3. +++ b/core/modules/rest/src/Tests/DeleteTest.php
   @@ -73,4 +73,50 @@ public function testDelete() {
   +  public function testDeleteWithoutCSRFToken(){
   

   Similar observation for this one. In this case, I'd do the "oops I forgot" request before these lines:

         // Delete it over the REST API.
         $response = $this->httpRequest($entity->urlInfo(), 'DELETE');
   

4. +++ b/core/modules/rest/src/Tests/UpdateTest.php
   @@ -186,6 +186,68 @@ public function testPatchUpdate() {
   +  public function testPatchUpdateWithoutCSRFToken() {
   

   And same here, but in this case, let's do the "oops I forgot the X-CSRF-Token" request just before

       $this->httpRequest($url, 'PATCH', $serialized, $mime_type);
       $this->assertResponse(200);
   

Perfect :)

Absolutely right!

Created change record: https://www.drupal.org/node/2775521.
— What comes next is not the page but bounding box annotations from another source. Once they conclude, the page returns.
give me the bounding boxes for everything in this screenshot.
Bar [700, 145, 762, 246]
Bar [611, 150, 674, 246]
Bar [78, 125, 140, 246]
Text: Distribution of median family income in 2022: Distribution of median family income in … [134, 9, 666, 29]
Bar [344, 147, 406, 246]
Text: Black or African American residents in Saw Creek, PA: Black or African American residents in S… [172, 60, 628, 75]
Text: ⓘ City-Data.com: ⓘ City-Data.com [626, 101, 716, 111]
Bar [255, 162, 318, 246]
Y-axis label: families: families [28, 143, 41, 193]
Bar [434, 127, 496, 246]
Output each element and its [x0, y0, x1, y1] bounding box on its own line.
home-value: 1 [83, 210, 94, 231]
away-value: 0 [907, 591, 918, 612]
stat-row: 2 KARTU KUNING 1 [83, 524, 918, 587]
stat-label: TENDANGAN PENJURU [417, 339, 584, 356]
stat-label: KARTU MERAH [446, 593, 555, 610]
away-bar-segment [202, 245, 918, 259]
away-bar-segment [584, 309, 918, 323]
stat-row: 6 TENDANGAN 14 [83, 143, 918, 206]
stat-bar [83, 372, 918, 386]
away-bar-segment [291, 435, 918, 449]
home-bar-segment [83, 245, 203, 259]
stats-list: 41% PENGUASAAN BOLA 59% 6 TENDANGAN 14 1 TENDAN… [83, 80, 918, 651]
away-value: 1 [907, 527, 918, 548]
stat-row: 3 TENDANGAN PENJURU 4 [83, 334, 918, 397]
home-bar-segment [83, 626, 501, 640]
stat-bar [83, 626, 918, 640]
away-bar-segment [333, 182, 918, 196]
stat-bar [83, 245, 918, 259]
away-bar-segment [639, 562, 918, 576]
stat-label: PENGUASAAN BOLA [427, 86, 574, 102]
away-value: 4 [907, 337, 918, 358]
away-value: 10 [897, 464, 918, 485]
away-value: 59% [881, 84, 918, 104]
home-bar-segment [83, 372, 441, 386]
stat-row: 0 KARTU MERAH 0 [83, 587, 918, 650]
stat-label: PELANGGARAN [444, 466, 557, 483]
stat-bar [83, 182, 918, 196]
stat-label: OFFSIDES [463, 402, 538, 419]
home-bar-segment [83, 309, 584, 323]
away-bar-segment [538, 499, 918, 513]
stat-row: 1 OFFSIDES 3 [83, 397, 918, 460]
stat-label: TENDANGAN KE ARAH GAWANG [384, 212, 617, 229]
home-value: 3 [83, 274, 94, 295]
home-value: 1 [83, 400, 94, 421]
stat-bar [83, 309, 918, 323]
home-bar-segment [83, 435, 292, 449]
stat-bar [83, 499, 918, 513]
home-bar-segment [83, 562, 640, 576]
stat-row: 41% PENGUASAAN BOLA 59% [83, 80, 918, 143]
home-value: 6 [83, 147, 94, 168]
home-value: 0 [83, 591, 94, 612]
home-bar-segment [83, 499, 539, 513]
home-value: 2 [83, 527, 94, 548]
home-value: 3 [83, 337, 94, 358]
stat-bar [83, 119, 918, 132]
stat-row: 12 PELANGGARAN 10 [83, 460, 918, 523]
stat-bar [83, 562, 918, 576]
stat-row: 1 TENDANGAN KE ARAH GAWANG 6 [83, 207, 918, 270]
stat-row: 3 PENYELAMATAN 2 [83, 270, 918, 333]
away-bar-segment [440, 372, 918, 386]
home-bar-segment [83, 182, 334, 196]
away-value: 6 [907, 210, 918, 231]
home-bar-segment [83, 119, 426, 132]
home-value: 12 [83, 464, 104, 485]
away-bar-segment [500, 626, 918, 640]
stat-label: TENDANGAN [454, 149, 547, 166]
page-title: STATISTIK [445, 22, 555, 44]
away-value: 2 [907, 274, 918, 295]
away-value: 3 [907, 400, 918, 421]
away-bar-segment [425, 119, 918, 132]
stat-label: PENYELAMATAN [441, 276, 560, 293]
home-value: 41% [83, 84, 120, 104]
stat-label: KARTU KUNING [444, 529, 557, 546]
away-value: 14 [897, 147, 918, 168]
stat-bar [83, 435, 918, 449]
FYI: The foundation laid here will also be used by #2808233: REST 403 responses don't tell the user *why* access is not granted: requires deep Drupal understanding to figure out :)

The follow-up #2795965: REST requests with invalid X-CSRF-Token header get "missing " mesage was created and solved.

And just now #2826391: CsrfAccessCheck should have proper error feedback for invalid/missing CSRF token query argument just like CsrfRequestHeaderAccessCheck was created.